Wie sieht die (Wirtschafts-)Welt nach Corona aus? Wolfgang Schüssel (75), ÖVP-Bundeskanzler außer Dienst, hat sich zu diesem Thema jetzt zu Wort gemeldet und lässt aufhorchen.
Angesichts der "gigantischen Geldschöpfung" bei gleichzeitigen Nullzinsen könnte laut Schüssel "Inflation ein Thema werden".
Darüber hinaus beobachtet er, dass derzeit eine "fast naive Staatsgläubigkeit einsetzt": "Wir müssen uns von der Idee verabschieden, dass der Staat alles kann. Marktkräfte dürfen nicht nur geduldet sein", so Schüssel, der auf Einladung der Volkswirtschaftlichen Gesellschaft Kärnten am Montag Gastredner in einem wirtschaftspolitischen Webinar zum Thema "In der Welt der Post-Corona-Gesellschaft" war.

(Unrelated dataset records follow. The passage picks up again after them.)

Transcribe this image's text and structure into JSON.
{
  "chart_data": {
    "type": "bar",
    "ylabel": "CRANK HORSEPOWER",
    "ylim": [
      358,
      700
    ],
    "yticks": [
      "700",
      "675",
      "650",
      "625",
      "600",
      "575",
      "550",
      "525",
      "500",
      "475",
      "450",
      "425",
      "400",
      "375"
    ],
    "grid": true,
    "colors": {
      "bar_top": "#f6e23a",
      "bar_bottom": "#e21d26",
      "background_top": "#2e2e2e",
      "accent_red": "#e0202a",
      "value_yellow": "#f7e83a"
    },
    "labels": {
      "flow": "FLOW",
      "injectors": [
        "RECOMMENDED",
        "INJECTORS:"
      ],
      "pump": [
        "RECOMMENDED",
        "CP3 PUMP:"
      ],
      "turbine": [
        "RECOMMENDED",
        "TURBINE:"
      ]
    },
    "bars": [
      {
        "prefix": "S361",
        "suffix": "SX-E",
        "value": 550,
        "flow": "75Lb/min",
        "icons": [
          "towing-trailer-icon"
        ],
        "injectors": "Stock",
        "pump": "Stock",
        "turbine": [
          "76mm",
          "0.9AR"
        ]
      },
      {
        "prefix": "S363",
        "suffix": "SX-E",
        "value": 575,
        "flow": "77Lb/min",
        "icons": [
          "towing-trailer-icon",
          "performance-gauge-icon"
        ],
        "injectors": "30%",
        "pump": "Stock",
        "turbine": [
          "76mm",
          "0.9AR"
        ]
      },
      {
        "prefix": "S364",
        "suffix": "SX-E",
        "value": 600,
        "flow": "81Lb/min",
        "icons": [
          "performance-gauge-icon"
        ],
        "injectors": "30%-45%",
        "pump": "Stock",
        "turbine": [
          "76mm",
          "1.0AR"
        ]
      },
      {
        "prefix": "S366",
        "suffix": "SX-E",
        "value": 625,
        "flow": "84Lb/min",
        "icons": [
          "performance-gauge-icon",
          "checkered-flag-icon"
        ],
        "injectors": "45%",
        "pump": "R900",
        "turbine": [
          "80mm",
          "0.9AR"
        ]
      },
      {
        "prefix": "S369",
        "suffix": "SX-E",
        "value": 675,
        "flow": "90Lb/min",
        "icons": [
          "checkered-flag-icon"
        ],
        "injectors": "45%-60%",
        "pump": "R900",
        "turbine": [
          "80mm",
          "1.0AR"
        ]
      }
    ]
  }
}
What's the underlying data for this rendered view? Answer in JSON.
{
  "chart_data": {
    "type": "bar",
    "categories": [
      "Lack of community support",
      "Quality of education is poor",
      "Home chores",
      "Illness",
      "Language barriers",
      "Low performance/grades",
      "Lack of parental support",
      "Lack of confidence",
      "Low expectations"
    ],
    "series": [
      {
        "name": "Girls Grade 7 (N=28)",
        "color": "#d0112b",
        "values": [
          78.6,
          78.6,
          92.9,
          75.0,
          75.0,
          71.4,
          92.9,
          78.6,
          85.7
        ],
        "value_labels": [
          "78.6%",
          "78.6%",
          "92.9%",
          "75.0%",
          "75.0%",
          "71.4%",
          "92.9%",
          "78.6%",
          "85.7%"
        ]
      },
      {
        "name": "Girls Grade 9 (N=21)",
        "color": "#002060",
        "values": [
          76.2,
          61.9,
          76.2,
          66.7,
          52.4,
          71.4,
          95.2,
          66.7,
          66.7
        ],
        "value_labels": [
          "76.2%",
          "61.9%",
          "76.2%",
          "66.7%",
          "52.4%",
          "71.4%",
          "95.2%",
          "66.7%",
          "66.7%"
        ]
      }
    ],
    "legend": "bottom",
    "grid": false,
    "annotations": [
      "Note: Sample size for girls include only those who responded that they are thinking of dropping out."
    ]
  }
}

Der Ex-Kanzler nimmt wahr, dass "wir auf dem Weg in eine Versicherungsgesellschaft sind. Wir wollen offenbar dorthin zurück, wo wir einmal waren. Aber life is risk. Unsicherheiten sollte man zulassen können, denn wir wissen vieles einfach nicht." Der Widerstreit der Ideen sei ein Vorteil für die Gesellschaft, davon lebe Demokratie. "Und eine gute Politik muss das ausbalancieren."
"Wie Tarzan von Liane zu Liane"
Nicht auszudenken, so Schüssel, wenn "der freie Handel eingeschränkt würde": "Wir leben vom freien Handel", sagt der Europa-Experte. Dass Europa abgehängt wird, glaubt er nicht. "Die EU wird auch in den nächsten Jahren zu den großen drei Wirtschaftsmächten gehören. Freilich muss sie kluge und nachhaltige Wachstumsstrategien entwickeln. Stichwort: Dekarbonisierung."
Reformbedarf sieht Schüssel im Gesundheitsweisen, in der Verwaltung, "und vielleicht braucht es auch neue Ansätze auf den Kapitalmärkten": "Österreich bzw. die EU müssen sich weiterhangeln wie Tarzan von Liane zu Liane".
Auch Ökonom Gottfried Haber, Vize-Gouverneur der Österreichischen Nationalbank, sieht "Inflationsimpulse" auf uns zukommen, wiewohl die "Finanzmärkte sehr resilient" seien: "Diesmal sind sie nicht Teil der Krise, sondern Teil der Lösung."
Haber rechnet mit Konjunkturaufschwüngen, "wir werden aber damit auch unsere Reserven auffüllen müssen". Will heißen: Die öffentlichen Finanzen müssen konsolidiert und stabilisiert werden. Haber: "Das wird die Konjunktur dämpfen."
Auch Philosophin Lisz Hirn, Trendforscher Harry Gatterer und der steirische Unternehmer Jürgen Roth, Vizepräsident der Wirtschaftskammer Österreich, entwickelten in dem von Uwe Sommersguter, Mitglied der Chefredaktion der Kleinen Zeitung, moderierten Webinar ihre Visionen von einer Gesellschaft und einem Wirtschaftssystem nach Corona. Hirn sieht derzeit eine Retrotopie, eine Retro-Sehnsucht also. "Man sehnt sich nach der guten alten Zeit. Aber das ist keine Bewegung, die sich in die Zukunft richtet, sondern in die Vergangenheit. Eine Gefahr", so Hirn, die dafür ist, "das kollektiv Gute mit dem individuell Guten zu verbinden".
"Das Wie-Früher existiert nicht mehr", meinen auch Gatterer und Roth, der Mut macht, "auch aus negativen Rückkoppelungen zu lernen. Auch daraus entsteht Innovation." Roth: "Sonst stehen Österreich bzw. Europa am Ende als Disneyland da - für internationale Touristen, die sehen möchten, wie es früher einmal war."